NEJM: Does meaningful use equal meaningful benefits?

As the broad adoption of EHRs accelerates, the challenge of ensuring that meaningful use actually leads to meaningful benefits, such as improvements in safety and quality of care, remains a serious concern, according to an article published Aug. 31 in the New England Journal of Medicine.

“Another major issue is who will produce the needed innovation for these new tools, since the vendors are far too busy meeting deadlines to innovate, and even the organizations that have historically filled this role are considering switching to vendor applications,” wrote authors David C. Classen, MD, from the department of internal medicine at the University of Utah School of Medicine in Salt Lake City, and David W. Bates, MD, from the division of general medicine and primary care at Brigham and Women’s Hospital in Boston.

“Providers that qualify for the meaningful use incentives will not necessarily achieve meaningful benefits, so that the links with other parts of healthcare reform, which will directly provide incentive for those benefits, are critical,” they added.

According to the authors, although meaningful use as a concept is attractive, the jury is still out whether the standards being established will result in improvements in care. They also noted that the adoption of the HITECH Act and meaningful use is intended only as a starting point.

“Success in improving care with EHRs may be related to the type of EHRs that are used, their settings of use and the incentives in place,” Classen and Bates wrote, adding that most studies of the successful effect of EHRs on quality and safety of care have come from four organizations that use internally developed EHRs that have been in place for more than 25 years:
  • Brigham and Women’s Hospital in Boston;
  • LDS Hospital in Salt Lake City;
  • Vanderbilt University Medical Center in Nashville, Tenn.; and
  • Regenstrief Institute in Indianapolis.

“All four institutions have spent decades expanding, iterating on and improving their EHRs and have shown improvements in safety, quality and efficiency,” they wrote. “Because these systems are under local control, the EHRs have been highly customized with the use of relatively rapid improvement cycles. They also have built informatics cultures of continuous quality improvement that allow for ongoing evaluation and iterative improvement. However, such cultures have not been widely replicated in other organizations, and vendor applications do not facilitate customization to nearly the same extent.
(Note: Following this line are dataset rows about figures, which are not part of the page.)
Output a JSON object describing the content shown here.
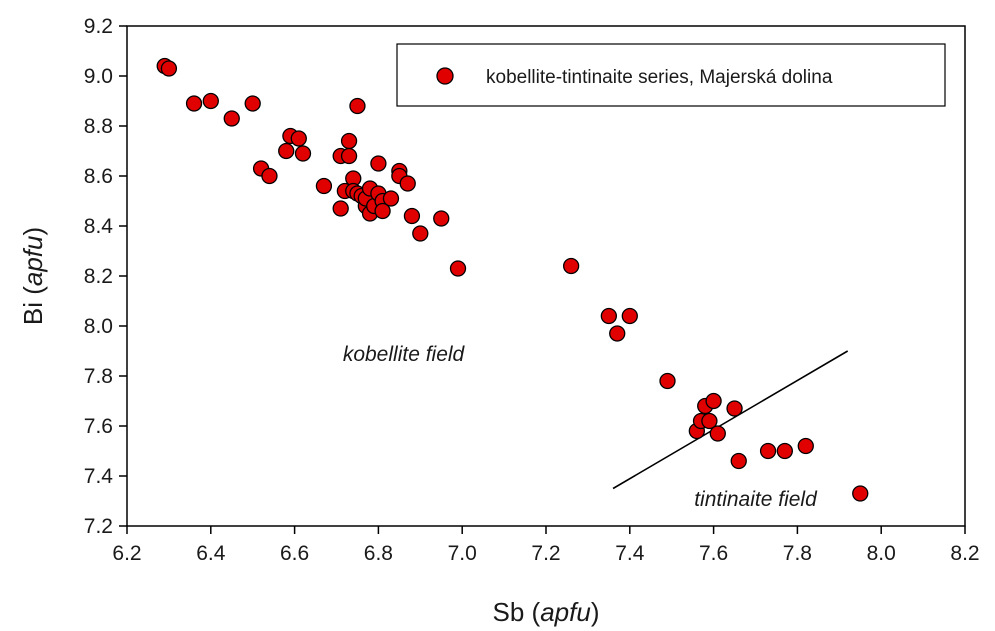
{
  "chart_data": {
    "type": "scatter",
    "xlabel_main": "Sb (",
    "xlabel_unit": "apfu",
    "xlabel_close": ")",
    "ylabel_main": "Bi (",
    "ylabel_unit": "apfu",
    "ylabel_close": ")",
    "xlim": [
      6.2,
      8.2
    ],
    "ylim": [
      7.2,
      9.2
    ],
    "xticks": [
      "6.2",
      "6.4",
      "6.6",
      "6.8",
      "7.0",
      "7.2",
      "7.4",
      "7.6",
      "7.8",
      "8.0",
      "8.2"
    ],
    "yticks": [
      "7.2",
      "7.4",
      "7.6",
      "7.8",
      "8.0",
      "8.2",
      "8.4",
      "8.6",
      "8.8",
      "9.0",
      "9.2"
    ],
    "grid": false,
    "legend_position": "top-right",
    "marker_color": "#e00000",
    "series": [
      {
        "name": "kobellite-tintinaite series, Majerská dolina",
        "points": [
          [
            6.29,
            9.04
          ],
          [
            6.3,
            9.03
          ],
          [
            6.36,
            8.89
          ],
          [
            6.4,
            8.9
          ],
          [
            6.45,
            8.83
          ],
          [
            6.5,
            8.89
          ],
          [
            6.52,
            8.63
          ],
          [
            6.54,
            8.6
          ],
          [
            6.58,
            8.7
          ],
          [
            6.59,
            8.76
          ],
          [
            6.61,
            8.75
          ],
          [
            6.62,
            8.69
          ],
          [
            6.67,
            8.56
          ],
          [
            6.71,
            8.68
          ],
          [
            6.71,
            8.47
          ],
          [
            6.72,
            8.54
          ],
          [
            6.73,
            8.74
          ],
          [
            6.73,
            8.68
          ],
          [
            6.74,
            8.59
          ],
          [
            6.74,
            8.54
          ],
          [
            6.75,
            8.88
          ],
          [
            6.75,
            8.53
          ],
          [
            6.76,
            8.52
          ],
          [
            6.77,
            8.48
          ],
          [
            6.77,
            8.51
          ],
          [
            6.78,
            8.55
          ],
          [
            6.78,
            8.45
          ],
          [
            6.79,
            8.48
          ],
          [
            6.8,
            8.65
          ],
          [
            6.8,
            8.53
          ],
          [
            6.81,
            8.5
          ],
          [
            6.81,
            8.46
          ],
          [
            6.83,
            8.51
          ],
          [
            6.85,
            8.62
          ],
          [
            6.85,
            8.6
          ],
          [
            6.87,
            8.57
          ],
          [
            6.88,
            8.44
          ],
          [
            6.9,
            8.37
          ],
          [
            6.95,
            8.43
          ],
          [
            6.99,
            8.23
          ],
          [
            7.26,
            8.24
          ],
          [
            7.35,
            8.04
          ],
          [
            7.37,
            7.97
          ],
          [
            7.4,
            8.04
          ],
          [
            7.49,
            7.78
          ],
          [
            7.56,
            7.58
          ],
          [
            7.57,
            7.62
          ],
          [
            7.58,
            7.68
          ],
          [
            7.59,
            7.62
          ],
          [
            7.6,
            7.7
          ],
          [
            7.61,
            7.57
          ],
          [
            7.65,
            7.67
          ],
          [
            7.66,
            7.46
          ],
          [
            7.73,
            7.5
          ],
          [
            7.77,
            7.5
          ],
          [
            7.82,
            7.52
          ],
          [
            7.95,
            7.33
          ]
        ]
      }
    ],
    "boundary_line": [
      [
        7.36,
        7.35
      ],
      [
        7.92,
        7.9
      ]
    ],
    "annotations": [
      {
        "text": "kobellite field",
        "x": 6.86,
        "y": 7.86
      },
      {
        "text": "tintinaite field",
        "x": 7.7,
        "y": 7.28
      }
    ]
  }
}
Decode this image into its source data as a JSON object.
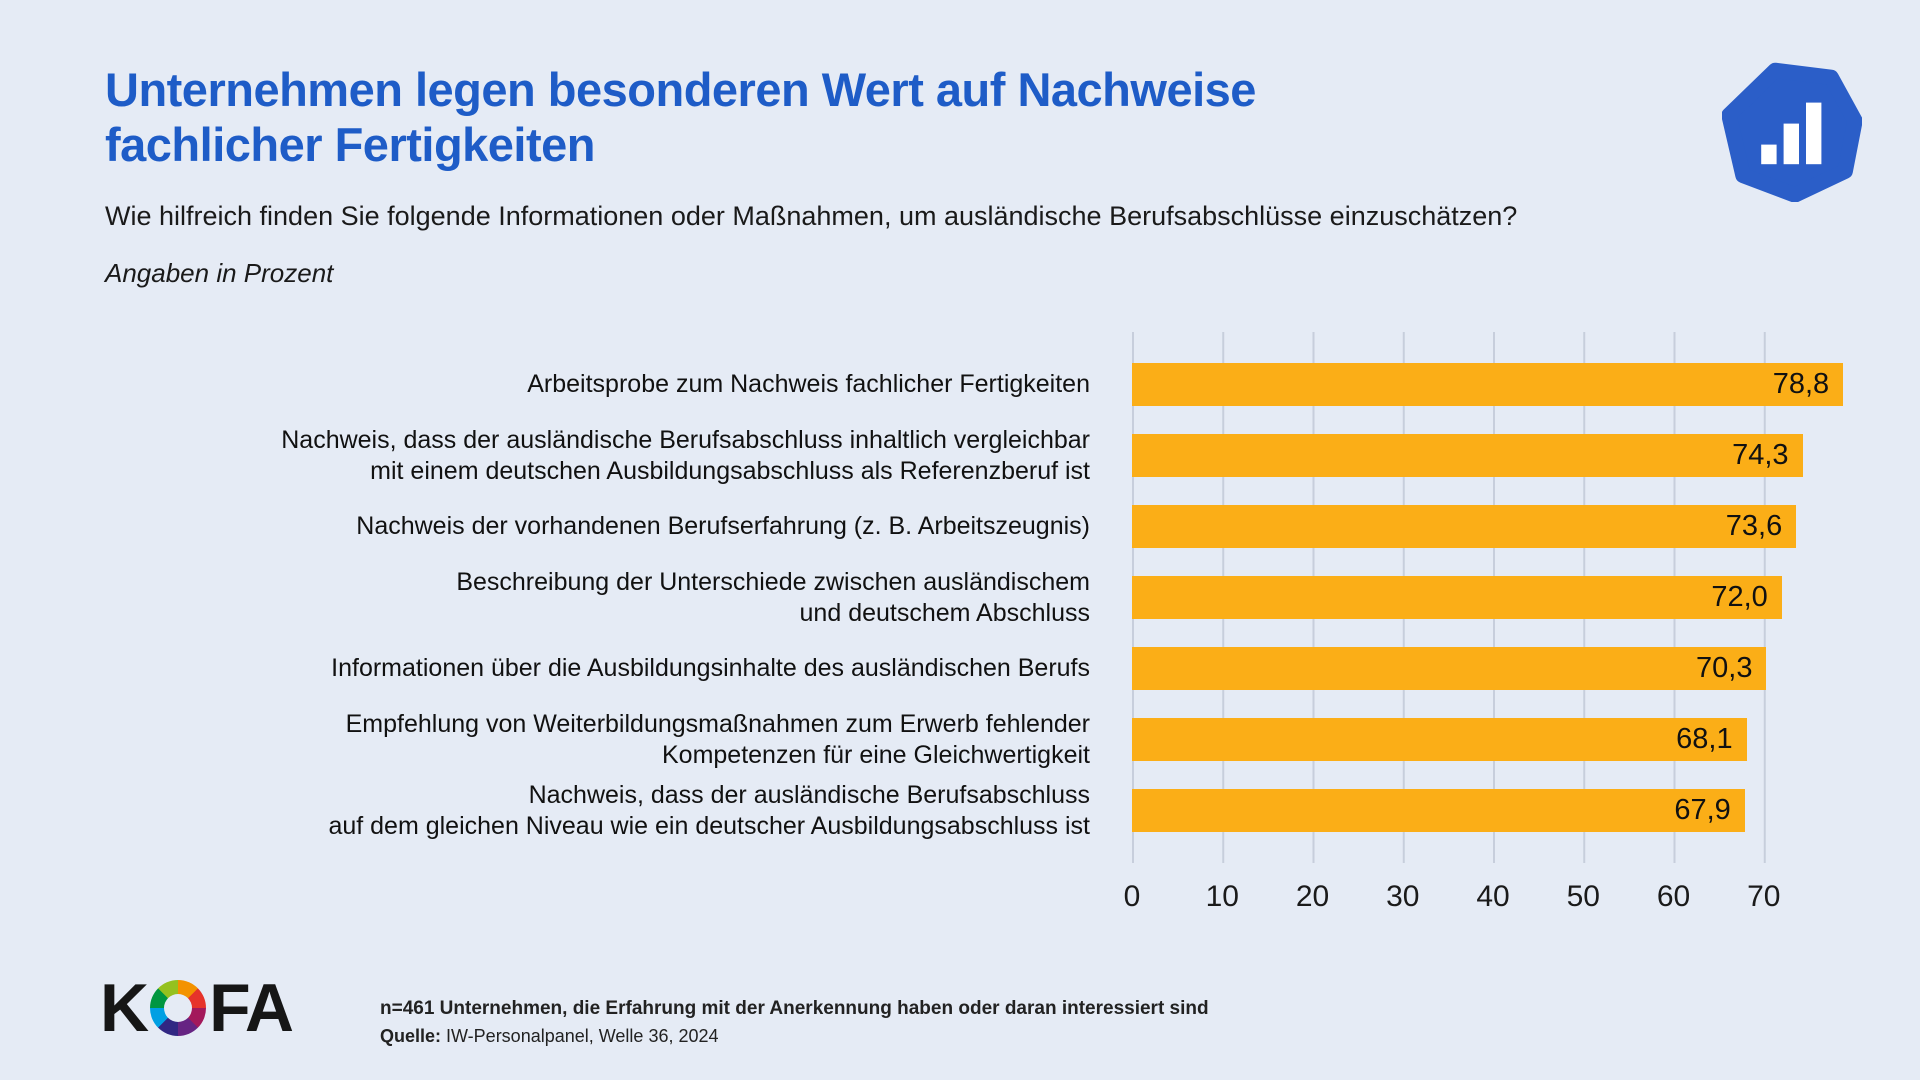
{
  "page": {
    "title": "Unternehmen legen besonderen Wert auf Nachweise\nfachlicher Fertigkeiten",
    "subtitle": "Wie hilfreich finden Sie folgende Informationen oder Maßnahmen, um ausländische Berufsabschlüsse einzuschätzen?",
    "unit_note": "Angaben in Prozent"
  },
  "chart_data": {
    "type": "bar",
    "orientation": "horizontal",
    "categories": [
      "Arbeitsprobe zum Nachweis fachlicher Fertigkeiten",
      "Nachweis, dass der ausländische Berufsabschluss inhaltlich vergleichbar\nmit einem deutschen Ausbildungsabschluss als Referenzberuf ist",
      "Nachweis der vorhandenen Berufserfahrung (z. B. Arbeitszeugnis)",
      "Beschreibung der Unterschiede zwischen ausländischem\nund deutschem Abschluss",
      "Informationen über die Ausbildungsinhalte des ausländischen Berufs",
      "Empfehlung von Weiterbildungsmaßnahmen zum Erwerb fehlender\nKompetenzen für eine Gleichwertigkeit",
      "Nachweis, dass der ausländische Berufsabschluss\nauf dem gleichen Niveau wie ein deutscher Ausbildungsabschluss ist"
    ],
    "values": [
      78.8,
      74.3,
      73.6,
      72.0,
      70.3,
      68.1,
      67.9
    ],
    "value_labels": [
      "78,8",
      "74,3",
      "73,6",
      "72,0",
      "70,3",
      "68,1",
      "67,9"
    ],
    "title": "Unternehmen legen besonderen Wert auf Nachweise fachlicher Fertigkeiten",
    "xlabel": "",
    "ylabel": "",
    "xlim": [
      0,
      80
    ],
    "x_ticks": [
      0,
      10,
      20,
      30,
      40,
      50,
      60,
      70
    ],
    "grid": true,
    "legend": "none",
    "bar_color": "#FBAE17",
    "grid_color": "#C7CEDC"
  },
  "branding": {
    "chart_icon": "bar-chart-icon",
    "icon_color": "#2B5EC8",
    "kofa_k": "K",
    "kofa_fa": "FA"
  },
  "footer": {
    "note": "n=461 Unternehmen, die Erfahrung mit der Anerkennung haben oder daran interessiert sind",
    "source_label": "Quelle:",
    "source_text": " IW-Personalpanel, Welle 36, 2024"
  },
  "colors": {
    "background": "#E5EBF5",
    "title_blue": "#1E5CC7",
    "bar_orange": "#FBAE17"
  }
}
“Getting the full benefits of EHRs will be especially hard for organizations that do not have the experiences of the pioneers, and this will be a particular challenge in primary care settings and smaller hospitals, which do not yet have cultures focused on health IT and improvement and are using less-developed vendor systems,” wrote the authors.

Classen and Bates concluded with three recommendations:
  • Providers must go beyond making sure they qualify for the incentives and track whether they have the tools necessary for improving efficiency, quality and safety;
  • Testing after implementation will be essential to ensure the safety and effectiveness of clinical information systems in actual use; and
  • Federal research support is needed to ensure that continued innovation, improvement and safe implementation of these complex EHR systems actually occur and do so in a way that promotes safety and quality of care.